As for tracking down the offenders, evidence contained in the piles is often crucial to tracking down the guilty party, as are licence plate numbers.
Smith said his office deploys motion-sensitive cameras like those used on game trails to help catch offenders. The cameras are moved around known dumping areas in order to make the best use of resources.
“We just happened to set one up recently and found a violator, up in the mine site,” he said.
Smith said new enforcement surveillance technologies could soon lend a hand in the battle against illegal dumps.
“There’s some really great stuff that can do licence plate reading,” he said.
But for now, authorities still depend on the help of the community at large to identify possible dumpers.
A ticket for illegally dumping household waste in the woods is $115, no matter the weight, but there are other tactics, according to Smith.
A battery, for example, might be considered “hazardous waste,” and a unique charge can “theoretically” be issued for each one found in the pile.
Those caught are often asked to clean up their waste and possibly other dumps in order to avoid fines and time in front of a judge, a form of restorative justice Smith has used in the past.
“Between the group of us, somebody will try to investigate it,” he explained, adding that the option of sending a suspect to court always remains.
Smith asked that residents avoid becoming involved should they suspect illegal activity. The best help is an identification of the violator. Physical descriptions and licence plate numbers work best, he said.
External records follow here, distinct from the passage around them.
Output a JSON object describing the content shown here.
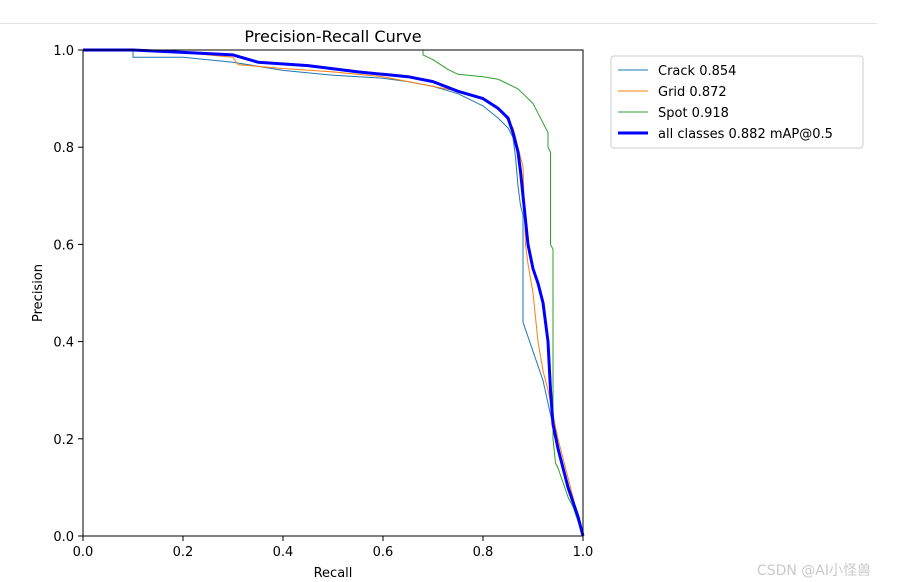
{
  "chart_data": {
    "type": "line",
    "title": "Precision-Recall Curve",
    "xlabel": "Recall",
    "ylabel": "Precision",
    "xlim": [
      0,
      1
    ],
    "ylim": [
      0,
      1
    ],
    "xticks": [
      "0.0",
      "0.2",
      "0.4",
      "0.6",
      "0.8",
      "1.0"
    ],
    "yticks": [
      "0.0",
      "0.2",
      "0.4",
      "0.6",
      "0.8",
      "1.0"
    ],
    "legend_position": "outside-top-right",
    "series": [
      {
        "name": "Crack 0.854",
        "color": "#1f77b4",
        "width": 1,
        "points": [
          [
            0,
            1.0
          ],
          [
            0.1,
            1.0
          ],
          [
            0.1,
            0.985
          ],
          [
            0.2,
            0.985
          ],
          [
            0.3,
            0.975
          ],
          [
            0.4,
            0.958
          ],
          [
            0.5,
            0.948
          ],
          [
            0.6,
            0.942
          ],
          [
            0.65,
            0.935
          ],
          [
            0.7,
            0.925
          ],
          [
            0.75,
            0.91
          ],
          [
            0.8,
            0.885
          ],
          [
            0.83,
            0.86
          ],
          [
            0.85,
            0.84
          ],
          [
            0.86,
            0.82
          ],
          [
            0.865,
            0.78
          ],
          [
            0.87,
            0.72
          ],
          [
            0.875,
            0.68
          ],
          [
            0.88,
            0.66
          ],
          [
            0.88,
            0.44
          ],
          [
            0.92,
            0.32
          ],
          [
            0.95,
            0.18
          ],
          [
            1.0,
            0.0
          ]
        ]
      },
      {
        "name": "Grid 0.872",
        "color": "#ff7f0e",
        "width": 1,
        "points": [
          [
            0,
            1.0
          ],
          [
            0.15,
            1.0
          ],
          [
            0.25,
            0.99
          ],
          [
            0.3,
            0.985
          ],
          [
            0.31,
            0.97
          ],
          [
            0.4,
            0.962
          ],
          [
            0.5,
            0.955
          ],
          [
            0.6,
            0.945
          ],
          [
            0.7,
            0.925
          ],
          [
            0.75,
            0.915
          ],
          [
            0.8,
            0.9
          ],
          [
            0.84,
            0.87
          ],
          [
            0.86,
            0.84
          ],
          [
            0.87,
            0.8
          ],
          [
            0.88,
            0.76
          ],
          [
            0.885,
            0.6
          ],
          [
            0.89,
            0.56
          ],
          [
            0.9,
            0.5
          ],
          [
            0.905,
            0.45
          ],
          [
            0.91,
            0.4
          ],
          [
            0.92,
            0.34
          ],
          [
            0.93,
            0.3
          ],
          [
            0.94,
            0.25
          ],
          [
            0.95,
            0.2
          ],
          [
            0.97,
            0.12
          ],
          [
            1.0,
            0.0
          ]
        ]
      },
      {
        "name": "Spot 0.918",
        "color": "#2ca02c",
        "width": 1,
        "points": [
          [
            0,
            1.0
          ],
          [
            0.68,
            1.0
          ],
          [
            0.68,
            0.99
          ],
          [
            0.7,
            0.98
          ],
          [
            0.73,
            0.96
          ],
          [
            0.75,
            0.95
          ],
          [
            0.8,
            0.945
          ],
          [
            0.83,
            0.94
          ],
          [
            0.85,
            0.93
          ],
          [
            0.87,
            0.92
          ],
          [
            0.88,
            0.91
          ],
          [
            0.89,
            0.9
          ],
          [
            0.9,
            0.89
          ],
          [
            0.91,
            0.87
          ],
          [
            0.92,
            0.85
          ],
          [
            0.93,
            0.83
          ],
          [
            0.93,
            0.8
          ],
          [
            0.935,
            0.79
          ],
          [
            0.935,
            0.6
          ],
          [
            0.94,
            0.59
          ],
          [
            0.94,
            0.2
          ],
          [
            0.945,
            0.15
          ],
          [
            0.95,
            0.14
          ],
          [
            0.96,
            0.11
          ],
          [
            0.97,
            0.08
          ],
          [
            0.98,
            0.06
          ],
          [
            1.0,
            0.0
          ]
        ]
      },
      {
        "name": "all classes 0.882 mAP@0.5",
        "color": "#0000ff",
        "width": 3,
        "points": [
          [
            0,
            1.0
          ],
          [
            0.1,
            1.0
          ],
          [
            0.2,
            0.995
          ],
          [
            0.3,
            0.99
          ],
          [
            0.35,
            0.975
          ],
          [
            0.45,
            0.968
          ],
          [
            0.55,
            0.955
          ],
          [
            0.6,
            0.95
          ],
          [
            0.65,
            0.945
          ],
          [
            0.7,
            0.935
          ],
          [
            0.75,
            0.915
          ],
          [
            0.8,
            0.9
          ],
          [
            0.83,
            0.88
          ],
          [
            0.85,
            0.86
          ],
          [
            0.86,
            0.83
          ],
          [
            0.87,
            0.79
          ],
          [
            0.875,
            0.75
          ],
          [
            0.88,
            0.7
          ],
          [
            0.885,
            0.65
          ],
          [
            0.89,
            0.6
          ],
          [
            0.9,
            0.55
          ],
          [
            0.91,
            0.52
          ],
          [
            0.92,
            0.48
          ],
          [
            0.93,
            0.4
          ],
          [
            0.935,
            0.3
          ],
          [
            0.94,
            0.23
          ],
          [
            0.95,
            0.18
          ],
          [
            0.97,
            0.1
          ],
          [
            0.99,
            0.04
          ],
          [
            1.0,
            0.0
          ]
        ]
      }
    ]
  },
  "watermark": "CSDN @AI小怪兽"
}
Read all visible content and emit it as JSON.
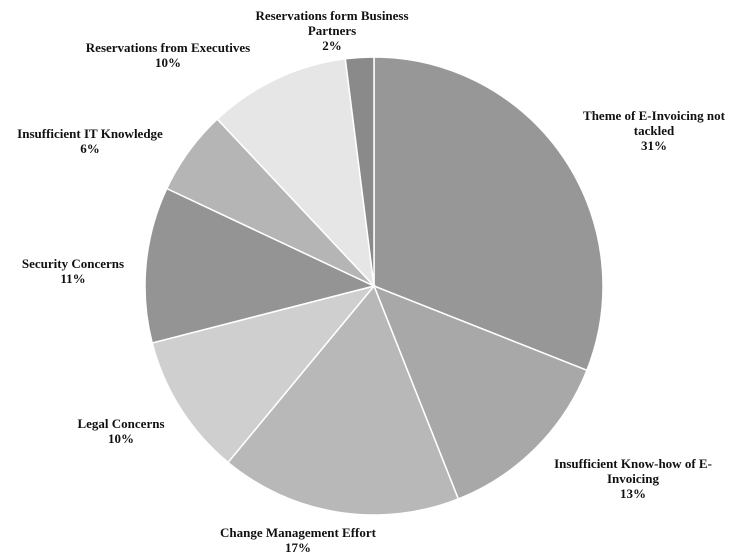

“The next thing is they call the RAPP line and report it. Even if we don’t get to that site and do that investigation that day, it gets put on the SCRD’s mapping system and we know where the chronic dumping locations are,” Smith said.
Volunteers have also played a role in cleaning up illegal dumps.
The SCRD has a Good Samaritan clean-up program. Those who take it upon themselves to help clean up the garbage can have the tipping fees waived, so long as they call the dump ahead of time or provide photographic evidence.